FIND: An Unsupervised Implicit 3D Model of Articulated Human Feet
Oliver Boyne, James Charles, Roberto Cipolla
TL;DR
This work tackles high-fidelity 3D foot reconstruction under limited supervision by introducing FIND, an implicit neural deformation field that deforms a template foot mesh using disentangled latent codes for shape, texture, and pose (each of length $100$). It combines differentiable rendering and an unsupervised part-based loss derived from StyleGAN2 Restyle features to learn 2D–3D part semantics and imposes a 3D surface constraint on per-vertex part probabilities, enabling flexible, multi-resolution mesh outputs. Foot3D, a high-resolution textured foot dataset, supports training and evaluation, with results showing that FIND outperforms a PCA-based baseline in shape quality and part correspondences, and that the unsupervised part-based loss improves image-based fitting, especially with few views. The approach has practical implications for home health, orthotics design, and online footwear by enabling accurate, interpretable foot models on resource-constrained devices.
Abstract
In this paper we present a high fidelity and articulated 3D human foot model.
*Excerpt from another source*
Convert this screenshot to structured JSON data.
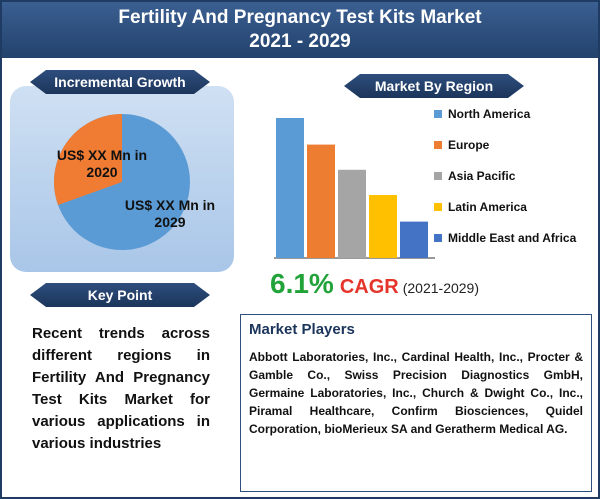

The model is parameterised by a disentangled latent code in terms of shape, texture and articulated pose. While high fidelity models are typically created with strong supervision such as 3D keypoint correspondences or pre-registration, we focus on the difficult case of little to no annotation. To this end, we make the following contributions: (i) we develop a Foot Implicit Neural Deformation field model, named FIND, capable of tailoring explicit meshes at any resolution i.e. for low or high powered devices; (ii) an approach for training our model in various modes of weak supervision with progressively better disentanglement as more labels, such as pose categories, are provided; (iii) a novel unsupervised part-based loss for fitting our model to 2D images which is better than traditional photometric or silhouette losses; (iv) finally, we release a new dataset of high resolution 3D human foot scans, Foot3D. On this dataset, we show our model outperforms a strong PCA implementation trained on the same data in terms of shape quality and part correspondences, and that our novel unsupervised part-based loss improves inference on images.